Use the --debug flag to render out invalid YAML to file:

# If you add --debug, you will end up with lots of YAML. You can limit the file to a single one with the `-s` option, as follows (redirected to `/tmp/t.yaml`):
helm template --debug ./deephaven/ -f awsValues.yaml  -s 'templates/acl_writer/service.yaml' >/tmp/t.yaml

Running that file through yamllint may point out your error:

$ yamllint  /tmp/t

 ERROR  YAML Lint failed for 1 file                                                                                                                                                                                                                                                                                                                                     09:58:59

/tmp/t                                                                                                                                                                                                                                                                                                                                                                  09:58:59

 ERROR  bad indentation of a mapping entry (7:14)                                                                                                                                                                                                                                                                                                                       09:58:59

 4 | kind: Service
 5 | metadata:
 6 |   name: aclwriter
 7 |   labels: app: aclwriter
------------------^
 8 | spec:
 9 |   type: ClusterIP

If you have two separate YAML blocks, only the first one will print when the second one has errors, even with the --debug and -s options.

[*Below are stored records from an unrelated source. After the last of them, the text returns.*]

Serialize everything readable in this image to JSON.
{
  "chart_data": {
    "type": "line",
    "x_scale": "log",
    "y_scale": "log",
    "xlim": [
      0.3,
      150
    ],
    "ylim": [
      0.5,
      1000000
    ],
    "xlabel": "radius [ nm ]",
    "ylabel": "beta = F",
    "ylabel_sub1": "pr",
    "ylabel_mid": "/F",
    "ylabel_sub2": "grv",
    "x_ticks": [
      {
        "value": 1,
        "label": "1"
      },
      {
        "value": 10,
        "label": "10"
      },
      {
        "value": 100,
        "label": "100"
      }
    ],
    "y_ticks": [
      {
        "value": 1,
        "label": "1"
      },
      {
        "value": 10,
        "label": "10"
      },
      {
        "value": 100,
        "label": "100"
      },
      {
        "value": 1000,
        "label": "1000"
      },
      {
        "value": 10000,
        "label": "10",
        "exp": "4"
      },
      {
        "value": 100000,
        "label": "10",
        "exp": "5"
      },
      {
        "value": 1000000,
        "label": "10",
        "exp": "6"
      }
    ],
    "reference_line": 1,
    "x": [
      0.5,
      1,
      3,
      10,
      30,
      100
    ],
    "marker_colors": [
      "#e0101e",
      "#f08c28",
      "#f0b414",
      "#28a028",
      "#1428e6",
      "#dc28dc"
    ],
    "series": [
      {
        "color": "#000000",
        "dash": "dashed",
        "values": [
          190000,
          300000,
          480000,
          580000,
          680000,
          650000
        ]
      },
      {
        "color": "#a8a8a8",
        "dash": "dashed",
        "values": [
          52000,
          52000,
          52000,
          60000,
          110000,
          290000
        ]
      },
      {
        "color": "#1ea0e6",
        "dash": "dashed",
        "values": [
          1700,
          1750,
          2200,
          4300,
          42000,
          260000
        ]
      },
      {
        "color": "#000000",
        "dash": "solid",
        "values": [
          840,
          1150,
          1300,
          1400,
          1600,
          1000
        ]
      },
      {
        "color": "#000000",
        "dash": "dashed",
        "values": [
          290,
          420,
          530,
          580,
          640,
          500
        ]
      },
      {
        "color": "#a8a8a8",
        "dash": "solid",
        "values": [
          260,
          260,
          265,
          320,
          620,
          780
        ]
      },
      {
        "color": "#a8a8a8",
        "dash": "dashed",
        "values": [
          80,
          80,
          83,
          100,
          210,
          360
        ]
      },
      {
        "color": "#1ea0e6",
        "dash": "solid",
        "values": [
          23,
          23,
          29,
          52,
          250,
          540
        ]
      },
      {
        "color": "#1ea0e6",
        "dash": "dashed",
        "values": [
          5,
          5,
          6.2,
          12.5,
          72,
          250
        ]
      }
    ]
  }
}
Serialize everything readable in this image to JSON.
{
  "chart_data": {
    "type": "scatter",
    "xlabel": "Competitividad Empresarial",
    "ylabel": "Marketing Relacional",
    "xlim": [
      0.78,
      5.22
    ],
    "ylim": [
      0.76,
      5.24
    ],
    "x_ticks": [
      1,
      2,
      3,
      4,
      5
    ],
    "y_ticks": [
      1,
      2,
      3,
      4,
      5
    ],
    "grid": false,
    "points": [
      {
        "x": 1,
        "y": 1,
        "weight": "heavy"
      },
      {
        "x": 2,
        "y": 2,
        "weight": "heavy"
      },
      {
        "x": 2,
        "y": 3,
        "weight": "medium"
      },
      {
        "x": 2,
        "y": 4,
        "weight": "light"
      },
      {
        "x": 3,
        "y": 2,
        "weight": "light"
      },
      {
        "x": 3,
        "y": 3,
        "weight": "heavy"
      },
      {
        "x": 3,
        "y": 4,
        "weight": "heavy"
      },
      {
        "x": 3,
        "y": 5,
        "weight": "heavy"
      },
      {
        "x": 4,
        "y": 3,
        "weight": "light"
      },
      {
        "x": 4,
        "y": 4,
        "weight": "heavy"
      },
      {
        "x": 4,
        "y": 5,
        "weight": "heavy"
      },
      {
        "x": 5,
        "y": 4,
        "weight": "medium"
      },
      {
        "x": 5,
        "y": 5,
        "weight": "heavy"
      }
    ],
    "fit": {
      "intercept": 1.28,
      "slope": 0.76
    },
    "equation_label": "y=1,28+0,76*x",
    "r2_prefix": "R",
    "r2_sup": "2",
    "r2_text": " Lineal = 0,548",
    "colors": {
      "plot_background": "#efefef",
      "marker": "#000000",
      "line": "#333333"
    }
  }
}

You can comment out earlier blocks to get the block of interest to render.

You may also find the --validate flag useful, as it will check your YAML against the Kubernetes object definitions and the state of the cluster.

Debug a pre-install hook

The pre-install hook logs can be retrieved with kubectl logs. You may want to look at log files from an individual run or experiment with running different scripts. To do this, you may introduce a sleep after a failed pre-install script by including a debug.preInstall entry in your values.yaml as follows:

debug:
  preInstall: true

Debug using a remote debugger

You can enable debugging of a remote process by following these steps:

  1. Configure your my-values.yaml file with port and debug information.
  2. Upgrade the Deephaven Helm installation.
  3. Scale deployment(s) to be debugged down to 0 pods, then back to 1 to ensure that they have the required settings.
  4. Forward port from your host to the pod.

Add configurations to your my-values.yaml file for the process you want to debug. See Creating a Service for more information on Kubernetes services and port settings in general.

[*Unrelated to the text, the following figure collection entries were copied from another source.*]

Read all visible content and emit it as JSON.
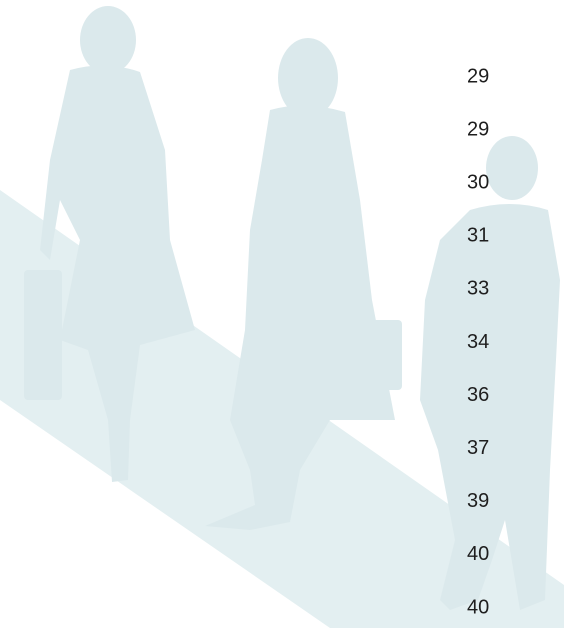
{
  "numbers": [
    29,
    29,
    30,
    31,
    33,
    34,
    36,
    37,
    39,
    40,
    40
  ]
}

# Use whatever port you want
process:
  controller:
    jvmArgsUser: '-Xdebug -agentlib:jdwp=transport=dt_socket,address=0.0.0.0:5005,server=y,suspend=n'

Note

Refer to the process section of the values.yaml file in the Deephaven chart to see what other processes may be configured for debugging in addition to controller.

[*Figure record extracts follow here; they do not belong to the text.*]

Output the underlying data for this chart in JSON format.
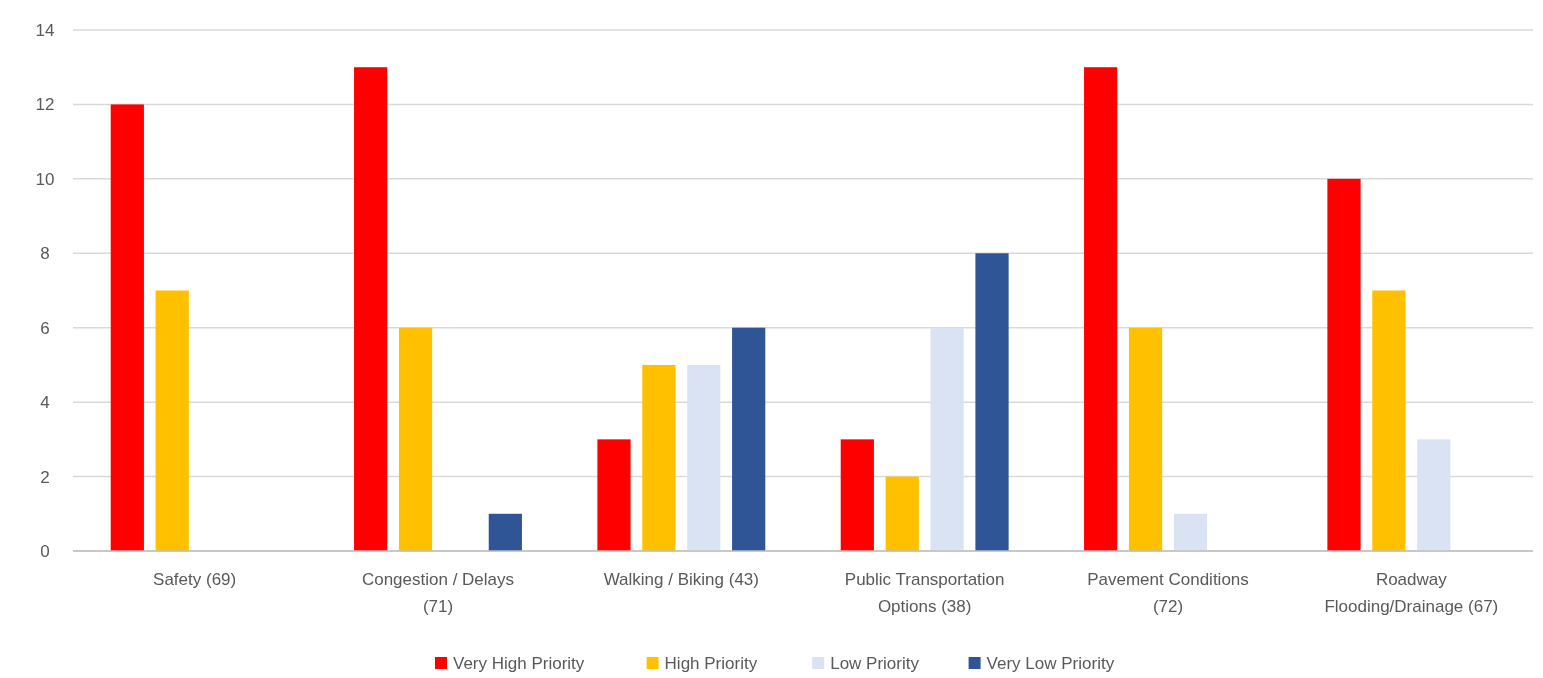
{
  "chart_data": {
    "type": "bar",
    "categories": [
      "Safety (69)",
      "Congestion / Delays (71)",
      "Walking / Biking (43)",
      "Public Transportation Options (38)",
      "Pavement Conditions (72)",
      "Roadway Flooding/Drainage (67)"
    ],
    "series": [
      {
        "name": "Very High Priority",
        "color": "#ff0000",
        "values": [
          12,
          13,
          3,
          3,
          13,
          10
        ]
      },
      {
        "name": "High Priority",
        "color": "#ffc000",
        "values": [
          7,
          6,
          5,
          2,
          6,
          7
        ]
      },
      {
        "name": "Low Priority",
        "color": "#dae3f3",
        "values": [
          0,
          0,
          5,
          6,
          1,
          3
        ]
      },
      {
        "name": "Very Low Priority",
        "color": "#2f5597",
        "values": [
          0,
          1,
          6,
          8,
          0,
          0
        ]
      }
    ],
    "ylim": [
      0,
      14
    ],
    "yticks": [
      0,
      2,
      4,
      6,
      8,
      10,
      12,
      14
    ],
    "grid": "y",
    "legend": "bottom"
  }
}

Once the above settings have been configured, you must upgrade the helm chart. This is similar to what was done in the chart installation. Run the following in the root directory where the Deephaven chart directory is: helm upgrade deephaven-helm-release-name ./deephaven/ -f my-values.yaml --set image.tag=<deephaven-release-version> --debug

The easiest way to restart the component is to run kubectl scale deployment/<deployment-name> --replicas=0 followed by kubectl scale deployment/<deployment_name> --replicas=1. To see the names of all deployments, you may run kubectl get deployments.

Next, you should enable port forwarding from your local machine to the deployment with a command like the following that forwards local port 5005 to port 5005 on the controller pod:

kubectl port-forward deployment/<deployment-name> 5005:5005

After your pod has restarted, you can run a remote debugger as normal.

Debug the Swing console

To debug the Swing console, add similar JVM arguments to your getdown.global file, then reload the CUS. You can then debug your locally launched IrisConsole process.